一、背景:SOP 与 CORS 的关系
理解 CORS 之前,必须先理解它试图解决的问题从哪里来。
1.1 SOP(Same-Origin Policy,同源策略)
浏览器内置了一条基础安全规则:来自 A 站的 JS 代码,不能读取 B 站返回的响应内容。 这条规则叫做同源策略。
"同源"要求协议、域名、端口三者完全一致:
https://app.example.com:443 ← 基准
https://app.example.com:8080 ← 端口不同,跨域
http://app.example.com:443 ← 协议不同,跨域
https://api.example.com:443 ← 域名不同,跨域SOP 的存在是为了防止如下攻击:
你已登录 bank.com(浏览器持有合法 session cookie)
你访问了 evil.com
evil.com 的 JS 执行:
fetch("https://bank.com/api/account-info", { credentials: "include" })
.then(r => r.json())
.then(data => sendToAttacker(data)) ← 试图读取你的银行数据
有 SOP:浏览器拦截响应,JS 读不到任何数据
没有 SOP:账户信息泄露1.2 CORS:在 SOP 上开一个受控的口子
SOP 保护了安全,但也阻断了正常的跨域业务请求:
前端:https://app.example.com
后端:https://api.example.com ← 不同子域,SOP 认为是跨域
没有 CORS:前端 JS 无法读取后端响应,前后端分离架构无法工作
有 CORS:后端明确声明"我允许 app.example.com 读取我的响应"
浏览器看到授权,放行CORS 的本质是服务端向浏览器出示授权书,授权特定来源可以读取跨域响应。
二、AddCors:服务注册阶段
2.1 它做了什么
AddCors 是定义在 Microsoft.Extensions.DependencyInjection 命名空间下的扩展方法,本质上只做三件事:
csharp
public static IServiceCollection AddCors(
this IServiceCollection services,
Action<CorsOptions> setupAction)
{
services.AddOptions();
services.TryAdd(ServiceDescriptor.Transient<ICorsService, CorsService>());
services.TryAdd(ServiceDescriptor.Transient<ICorsPolicyProvider, DefaultCorsPolicyProvider>());
services.Configure(setupAction); // 把 CorsOptions 写入配置系统
return services;
}| 注册内容 | 生命周期 | 作用 |
|---|---|---|
ICorsService → CorsService |
Transient | 执行策略校验、写响应头的核心引擎 |
ICorsPolicyProvider → DefaultCorsPolicyProvider |
Transient | 按名称查找策略的提供者 |
CorsOptions(通过 setupAction) |
Options | 存储所有命名策略的内存字典 |
2.2 策略是如何存储的
setupAction 中调用的 options.AddPolicy(name, builder => {...}) 实际执行逻辑:
csharp
// CorsOptions 内部
private readonly Dictionary<string, CorsPolicy> _policies = new();
public void AddPolicy(string name, Action<CorsPolicyBuilder> configurePolicy)
{
var builder = new CorsPolicyBuilder();
configurePolicy(builder);
_policies[name] = builder.Build(); // Build() 冻结成不可变的 CorsPolicy 对象
}CorsPolicyBuilder.Build() 返回的 CorsPolicy 是一个不可变快照:
csharp
public class CorsPolicy
{
public IList<string> Origins { get; } // 允许来源列表
public IList<string> Methods { get; } // 允许方法列表
public IList<string> Headers { get; } // 允许头部列表
public IList<string> ExposedHeaders { get; } // 暴露给 JS 的响应头
public bool AllowCredentials { get; }
public TimeSpan?
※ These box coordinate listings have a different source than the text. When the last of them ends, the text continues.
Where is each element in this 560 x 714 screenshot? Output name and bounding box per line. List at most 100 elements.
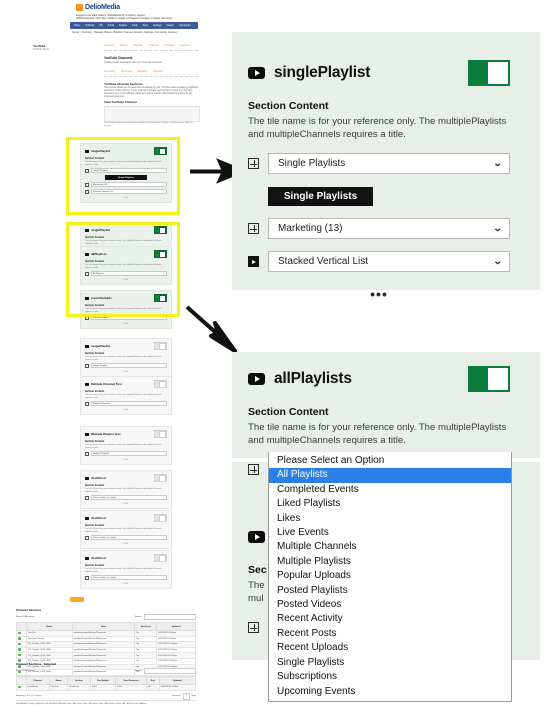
mini-select[interactable]: Multiple Channels ⌄ [91,401,167,407]
mini-tile-6[interactable]: Multiple Playlist Test Section Content T… [80,426,172,466]
subtab-1[interactable]: Channels [121,70,132,73]
nav-item-4[interactable]: Entities [119,24,127,27]
mini-tile-4[interactable]: singlePlaylist Section Content The tile … [80,338,172,378]
table-row[interactable]: DelioMedia Test Tile Resources 100% 100% No 02… [16,684,197,691]
nav-item-9[interactable]: Campaigns [179,24,191,27]
plus-icon-2[interactable] [248,223,259,234]
mini-toggle[interactable] [154,554,167,562]
sub-tab-bar[interactable]: Overview Channels Screens Queries [104,70,198,73]
nav-item-5[interactable]: Tools [132,24,138,27]
table2-next[interactable]: Next [192,695,197,697]
table2-col[interactable]: Channel [25,676,50,685]
dropdown-option-9[interactable]: Posted Playlists [269,584,511,598]
dropdown-option-6[interactable]: Multiple Channels [269,540,511,554]
table2-col[interactable]: Updated [158,676,197,685]
playlist-select[interactable]: Marketing (13) ⌄ [268,218,510,239]
table1-col[interactable]: Name [25,622,73,631]
single-playlists-button[interactable]: Single Playlists [268,187,373,206]
plus-icon[interactable] [85,575,89,580]
plus-icon[interactable] [85,535,89,540]
mini-toggle[interactable] [154,514,167,522]
dropdown-option-3[interactable]: Liked Playlists [269,497,511,511]
tile-enable-toggle-2[interactable] [468,366,510,392]
dropdown-option-12[interactable]: Recent Posts [269,627,511,641]
table1-search-input[interactable] [144,614,196,620]
section-type-select[interactable]: Single Playlists ⌄ [268,153,510,174]
mini-tile-5[interactable]: Multiple Channel Test Section Content Th… [80,376,172,416]
dropdown-option-8[interactable]: Popular Uploads [269,569,511,583]
table1-show[interactable]: Show 10 All entries [16,616,35,618]
mini-tile-9[interactable]: Undefined Section Content The tile name … [80,550,172,590]
table2-page[interactable]: 1 [182,692,190,700]
mini-tile-7[interactable]: Undefined Section Content The tile name … [80,470,172,510]
tab-0[interactable]: Account [104,44,113,47]
mini-select[interactable]: Please Select an Option ⌄ [91,575,167,581]
app-logo[interactable]: DelioMedia [76,4,120,11]
nav-item-3[interactable]: Social [108,24,115,27]
plus-icon-4[interactable] [248,622,259,633]
plus-icon[interactable] [85,363,89,368]
table1-col[interactable]: Updated [156,622,196,631]
mini-toggle[interactable] [154,474,167,482]
dropdown-option-0[interactable]: Please Select an Option [269,454,511,468]
table2-col[interactable]: Section [67,676,91,685]
table2-col[interactable]: Sort [145,676,160,685]
play-icon[interactable] [248,256,259,267]
plus-icon-3[interactable] [248,464,259,475]
dropdown-option-14[interactable]: Single Playlists [269,656,511,670]
section-type-dropdown-list[interactable]: Please Select an Option All Playlists Comp… [268,452,512,702]
nav-item-7[interactable]: Settings [153,24,162,27]
mini-dots[interactable]: ••• [85,541,167,545]
table2-col[interactable]: Sort Added [89,676,117,685]
dropdown-option-11[interactable]: Recent Activity [269,612,511,626]
subtab-0[interactable]: Overview [104,70,115,73]
mini-select[interactable]: Multiple Playlists ⌄ [91,451,167,457]
dropdown-option-13[interactable]: Recent Uploads [269,641,511,655]
main-nav[interactable]: Home Publicity PR Social Entities Tools Sites S… [70,22,198,29]
table2-prev[interactable]: Previous [172,695,181,697]
mini-toggle[interactable] [154,342,167,350]
tab-4[interactable]: Settings [164,44,173,47]
subtab-3[interactable]: Queries [153,70,162,73]
dropdown-option-15[interactable]: Subscriptions [269,670,511,684]
mini-select[interactable]: Single Playlists⌄ [91,363,167,369]
mini-dots[interactable]: ••• [85,501,167,505]
tile-enable-toggle[interactable] [468,60,510,86]
tab-1[interactable]: Videos [119,44,127,47]
dropdown-option-10[interactable]: Posted Videos [269,598,511,612]
tab-5[interactable]: Queries [180,44,189,47]
mini-dots[interactable]: ••• [85,321,167,325]
table2-col[interactable] [16,676,27,685]
mini-select[interactable]: Please Select an Option ⌄ [91,495,167,501]
tab-bar[interactable]: Account Videos Playlists Channel Settings Que… [104,44,198,47]
table2-search[interactable]: Search: [134,668,196,674]
plus-icon[interactable] [248,158,259,169]
dropdown-option-5[interactable]: Live Events [269,526,511,540]
tab-2[interactable]: Playlists [133,44,143,47]
subtab-2[interactable]: Screens [138,70,148,73]
publish-button[interactable] [70,597,84,602]
mini-toggle[interactable] [154,380,167,388]
nav-item-6[interactable]: Sites [143,24,148,27]
mini-dots[interactable]: ••• [85,581,167,585]
table2-col[interactable]: Name [48,676,69,685]
layout-select[interactable]: Stacked Vertical List ⌄ [268,251,510,272]
drag-handle-dots[interactable]: ••• [248,286,510,302]
dropdown-option-4[interactable]: Likes [269,512,511,526]
table1-col[interactable]: Archived [134,622,158,631]
tab-3[interactable]: Channel [149,44,159,47]
table2-show[interactable]: Show 10 All entries [16,670,35,672]
table2-search-input[interactable] [144,668,196,674]
dropdown-option-2[interactable]: Completed Events [269,483,511,497]
nav-item-8[interactable]: Master [167,24,174,27]
table2-col[interactable]: Sort Removed [115,676,147,685]
plus-icon[interactable] [85,495,89,500]
mini-dots[interactable]: ••• [85,407,167,411]
table1-col[interactable]: Value [71,622,136,631]
mini-tile-8[interactable]: Undefined Section Content The tile name … [80,510,172,550]
table1-search[interactable]: Search: [134,614,196,620]
table2-pager[interactable]: Previous 1 Next [172,692,197,700]
table1-col[interactable] [16,622,27,631]
plus-icon[interactable] [85,451,89,456]
mini-toggle[interactable] [154,430,167,438]
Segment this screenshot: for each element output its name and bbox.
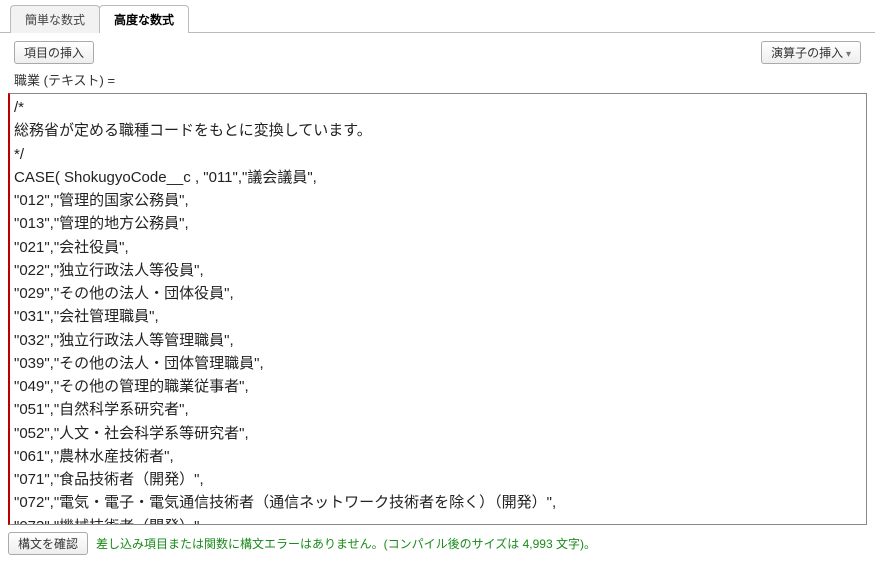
syntax-status-message: 差し込み項目または関数に構文エラーはありません。(コンパイル後のサイズは 4,9… — [96, 535, 596, 552]
insert-field-button[interactable]: 項目の挿入 — [14, 41, 94, 64]
footer: 構文を確認 差し込み項目または関数に構文エラーはありません。(コンパイル後のサイ… — [0, 528, 875, 559]
field-label: 職業 (テキスト) = — [0, 68, 875, 93]
formula-editor[interactable] — [8, 93, 867, 525]
tab-bar: 簡単な数式 高度な数式 — [0, 4, 875, 33]
check-syntax-button[interactable]: 構文を確認 — [8, 532, 88, 555]
toolbar: 項目の挿入 演算子の挿入 — [0, 33, 875, 68]
insert-operator-dropdown[interactable]: 演算子の挿入 — [761, 41, 861, 64]
tab-advanced-formula[interactable]: 高度な数式 — [99, 5, 189, 33]
tab-simple-formula[interactable]: 簡単な数式 — [10, 5, 100, 33]
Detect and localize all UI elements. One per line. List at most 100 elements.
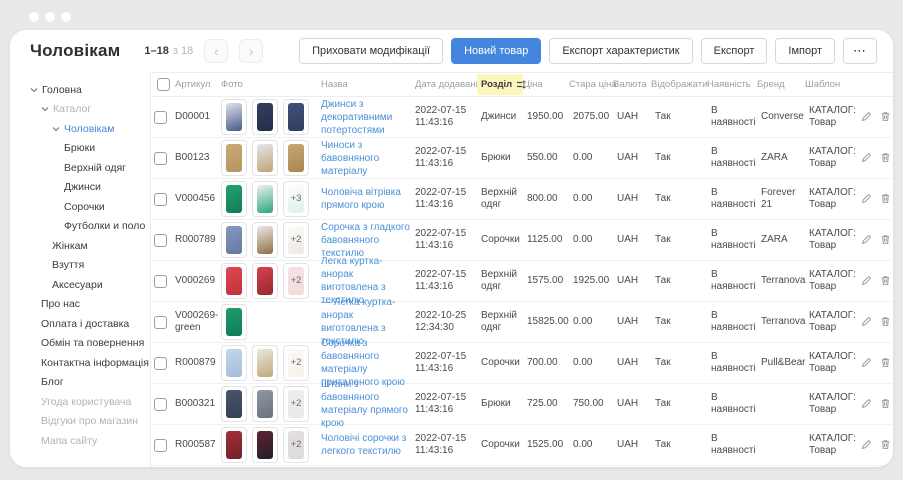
- product-photo[interactable]: [221, 140, 247, 176]
- row-checkbox[interactable]: [154, 111, 167, 124]
- column-header-name[interactable]: Назва: [321, 73, 415, 96]
- row-checkbox[interactable]: [154, 439, 167, 452]
- more-photos-badge[interactable]: +2: [283, 386, 309, 422]
- column-header-date[interactable]: Дата додавання: [415, 73, 481, 96]
- product-photo[interactable]: [283, 99, 309, 135]
- sidebar-item-футболки-и-поло[interactable]: Футболки и поло: [30, 217, 146, 237]
- sidebar-item-каталог[interactable]: Каталог: [30, 100, 146, 120]
- export-button[interactable]: Експорт: [701, 38, 768, 64]
- edit-button[interactable]: [861, 151, 872, 166]
- sidebar-item-взуття[interactable]: Взуття: [30, 256, 146, 276]
- column-header-brand[interactable]: Бренд: [757, 73, 805, 96]
- product-name-link[interactable]: Штани з бавовняного матеріалу прямого кр…: [321, 378, 410, 430]
- product-photo[interactable]: [252, 222, 278, 258]
- hide-modifications-button[interactable]: Приховати модифікації: [299, 38, 443, 64]
- column-header-old_price[interactable]: Стара ціна: [569, 73, 613, 96]
- product-photo[interactable]: [221, 99, 247, 135]
- window-dot-icon[interactable]: [61, 12, 71, 22]
- column-header-article[interactable]: Артикул: [175, 73, 221, 96]
- sidebar-item-мапа-сайту[interactable]: Мапа сайту: [30, 431, 146, 451]
- sidebar-item-обмін-та-повернення[interactable]: Обмін та повернення: [30, 334, 146, 354]
- column-header-section[interactable]: Розділ: [477, 74, 523, 95]
- edit-button[interactable]: [861, 274, 872, 289]
- new-product-button[interactable]: Новий товар: [451, 38, 541, 64]
- import-button[interactable]: Імпорт: [775, 38, 835, 64]
- column-header-template[interactable]: Шаблон: [805, 73, 857, 96]
- sidebar-item-угода-користувача[interactable]: Угода користувача: [30, 392, 146, 412]
- product-photo[interactable]: [252, 99, 278, 135]
- window-dot-icon[interactable]: [45, 12, 55, 22]
- product-photo[interactable]: [252, 427, 278, 463]
- more-photos-badge[interactable]: +2: [283, 427, 309, 463]
- product-photo[interactable]: [221, 304, 247, 340]
- edit-button[interactable]: [861, 110, 872, 125]
- product-name-link[interactable]: Чоловічі сорочки з легкого текстилю: [321, 432, 410, 458]
- sidebar-item-сорочки[interactable]: Сорочки: [30, 197, 146, 217]
- product-photo[interactable]: [252, 181, 278, 217]
- product-name-link[interactable]: Чиноси з бавовняного матеріалу: [321, 139, 410, 178]
- sidebar-item-оплата-і-доставка[interactable]: Оплата і доставка: [30, 314, 146, 334]
- product-photo[interactable]: [283, 140, 309, 176]
- column-header-price[interactable]: Ціна: [523, 73, 569, 96]
- sidebar-item-брюки[interactable]: Брюки: [30, 139, 146, 159]
- more-photos-badge[interactable]: +2: [283, 263, 309, 299]
- row-checkbox[interactable]: [154, 193, 167, 206]
- product-photo[interactable]: [221, 427, 247, 463]
- row-checkbox[interactable]: [154, 357, 167, 370]
- product-photo[interactable]: [221, 222, 247, 258]
- sidebar-item-аксесуари[interactable]: Аксесуари: [30, 275, 146, 295]
- edit-button[interactable]: [861, 315, 872, 330]
- row-checkbox[interactable]: [154, 398, 167, 411]
- sidebar-item-відгуки-про-магазин[interactable]: Відгуки про магазин: [30, 412, 146, 432]
- sidebar-item-про-нас[interactable]: Про нас: [30, 295, 146, 315]
- delete-button[interactable]: [880, 151, 891, 166]
- sidebar-item-контактна-інформація[interactable]: Контактна інформація: [30, 353, 146, 373]
- product-photo[interactable]: [221, 263, 247, 299]
- delete-button[interactable]: [880, 397, 891, 412]
- more-photos-badge[interactable]: +2: [283, 222, 309, 258]
- export-characteristics-button[interactable]: Експорт характеристик: [549, 38, 692, 64]
- product-photo[interactable]: [252, 345, 278, 381]
- column-header-availability[interactable]: Наявність: [707, 73, 757, 96]
- row-checkbox[interactable]: [154, 234, 167, 247]
- sidebar-item-головна[interactable]: Головна: [30, 80, 146, 100]
- sidebar-item-джинси[interactable]: Джинси: [30, 178, 146, 198]
- product-name-link[interactable]: Сорочка з гладкого бавовняного текстилю: [321, 221, 410, 260]
- prev-page-button[interactable]: ‹: [204, 39, 228, 63]
- next-page-button[interactable]: ›: [239, 39, 263, 63]
- delete-button[interactable]: [880, 356, 891, 371]
- product-photo[interactable]: [221, 386, 247, 422]
- delete-button[interactable]: [880, 110, 891, 125]
- delete-button[interactable]: [880, 274, 891, 289]
- delete-button[interactable]: [880, 438, 891, 453]
- edit-button[interactable]: [861, 233, 872, 248]
- edit-button[interactable]: [861, 356, 872, 371]
- window-dot-icon[interactable]: [29, 12, 39, 22]
- product-photo[interactable]: [221, 345, 247, 381]
- more-photos-badge[interactable]: +3: [283, 181, 309, 217]
- select-all-checkbox[interactable]: [157, 78, 170, 91]
- more-button[interactable]: ⋯: [843, 38, 877, 64]
- product-name-link[interactable]: Чоловіча вітрівка прямого крою: [321, 186, 410, 212]
- column-header-display[interactable]: Відображати: [651, 73, 707, 96]
- sidebar-item-блог[interactable]: Блог: [30, 373, 146, 393]
- sidebar-item-чоловікам[interactable]: Чоловікам: [30, 119, 146, 139]
- row-checkbox[interactable]: [154, 152, 167, 165]
- edit-button[interactable]: [861, 192, 872, 207]
- delete-button[interactable]: [880, 233, 891, 248]
- product-photo[interactable]: [252, 386, 278, 422]
- product-name-link[interactable]: Джинси з декоративними потертостями: [321, 98, 410, 137]
- delete-button[interactable]: [880, 315, 891, 330]
- product-photo[interactable]: [252, 263, 278, 299]
- row-checkbox[interactable]: [154, 275, 167, 288]
- delete-button[interactable]: [880, 192, 891, 207]
- column-header-currency[interactable]: Валюта: [613, 73, 651, 96]
- product-photo[interactable]: [252, 140, 278, 176]
- column-header-photo[interactable]: Фото: [221, 73, 321, 96]
- sidebar-item-жінкам[interactable]: Жінкам: [30, 236, 146, 256]
- more-photos-badge[interactable]: +2: [283, 345, 309, 381]
- edit-button[interactable]: [861, 438, 872, 453]
- edit-button[interactable]: [861, 397, 872, 412]
- row-checkbox[interactable]: [154, 316, 167, 329]
- sidebar-item-верхній-одяг[interactable]: Верхній одяг: [30, 158, 146, 178]
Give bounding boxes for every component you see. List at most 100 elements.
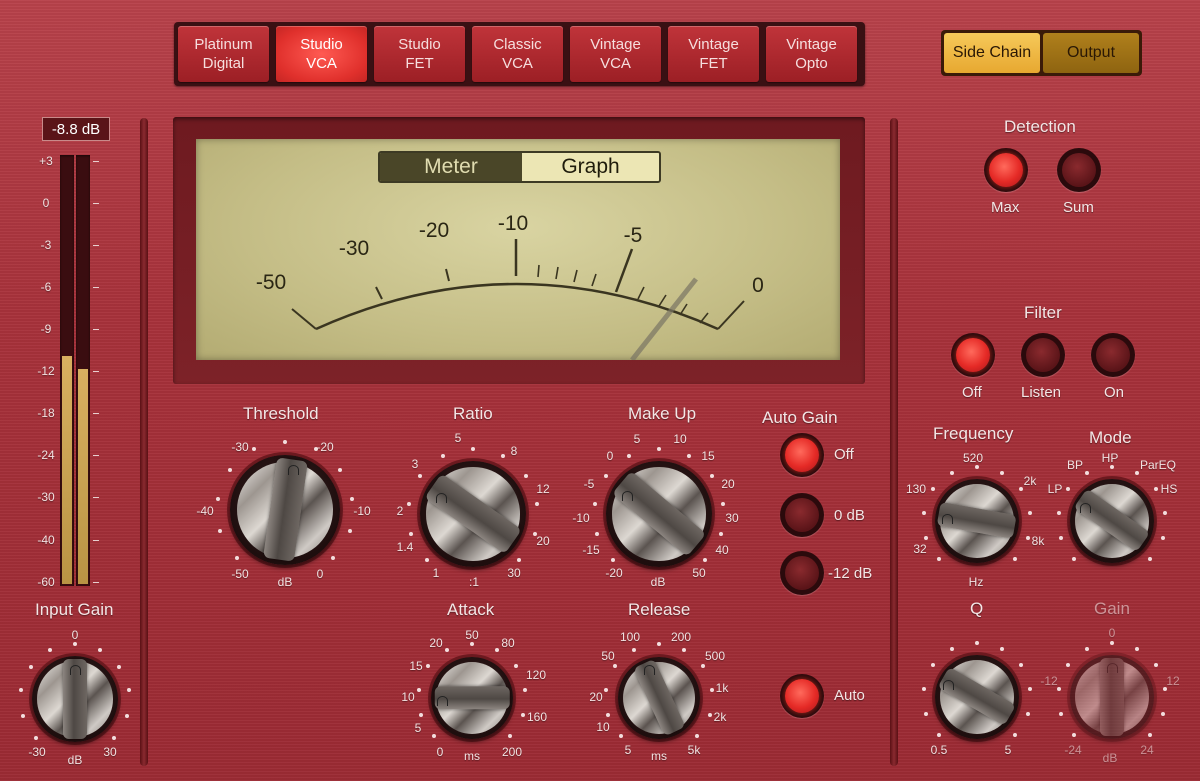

PreflightMaxAge { get; } // preflight 缓存时长
public Func<string, bool> IsOriginAllowed { get; } // 动态来源校验委托
}2.3 多策略配置示例
典型的多策略配置(来源于 appsettings.json):
csharp
services.AddCors(options =>
{
foreach (var kv in corsPolicies)
{
options.AddPolicy(kv.Key, policy =>
{
ConfigureOrigins(policy, kv.Value.Origins);
ConfigureMethods(policy, kv.Value.Methods);
ConfigureHeaders(policy, kv.Value.Headers);
if (kv.Value.AllowCredentials)
policy.AllowCredentials();
});
}
});对应配置文件结构:
json
"CorsPolicies": {
"PublicApi": {
"Origins": ["https://app.example.com"],
"Methods": ["GET", "POST"],
"Headers": ["Content-Type", "Authorization"],
"AllowCredentials": true
},
"InternalApi": {
"Origins": ["*"],
"Methods": ["*"],
"Headers": ["*"],
"AllowCredentials": false
}
}这种设计将 CORS 策略外置到配置文件,避免硬编码,支持多环境灵活切换。
三、核心组件分工:ICorsService 与 ICorsPolicyProvider
两者职责完全分离,体现了"查找"与"执行"的解耦设计。
3.1 ICorsPolicyProvider:策略查找器
csharp
public interface ICorsPolicyProvider
{
Task<CorsPolicy?> GetPolicyAsync(HttpContext context, string? policyName);
}默认实现 DefaultCorsPolicyProvider 的逻辑极其简单:
csharp
public Task<CorsPolicy?> GetPolicyAsync(HttpContext context, string? policyName)
{
var options = _options.Value;
CorsPolicy? policy;
if (policyName != null)
options.PolicyMap.TryGetValue(policyName, out policy); // 按名查找
else
policy = options.DefaultPolicy; // 取默认策略
return Task.FromResult(policy);
}它只负责从字典里找策略 ,不做任何校验。这也意味着你可以实现自定义的 ICorsPolicyProvider,例如从数据库动态加载策略,而无需修改任何其他代码。
3.2 ICorsService:策略执行引擎
csharp
public interface ICorsService
{
CorsResult EvaluatePolicy(HttpContext context, CorsPolicy policy);
void ApplyResult(CorsResult result, HttpResponse response);
}CorsService 负责两件事:
① 校验请求是否符合策略,返回 CorsResult:
csharp
public CorsResult EvaluatePolicy(HttpContext context, CorsPolicy policy)
{
var result = new CorsResult();
var origin = context.Request.Headers[HeaderNames.Origin].ToString();
if (string.IsNullOrEmpty(origin)) return result; // 无 Origin,非跨域
EvaluateOrigin(result, policy, origin); // 所有请求都校验 Origin
if (IsPreflightRequest(context))
EvaluatePreflightRequest(result, policy, context);
else
EvaluateRequest(result, policy, context);
return result;
}② 把 CorsResult 写入 HTTP 响应头:
csharp
public void ApplyResult(CorsResult result, HttpResponse response)
{
if (result.IsOriginAllowed)
response.Headers["Access-Control-Allow-Origin"] = result.AllowedOrigin;
if (result.SupportsCredentials)
response.Headers["Access-Control-Allow-Credentials"] = "true";
// ... 写其他头
}三者协作关系:
CorsMiddleware
│
├─ ICorsPolicyProvider.GetPolicyAsync() ← 查:这个请求用哪条策略?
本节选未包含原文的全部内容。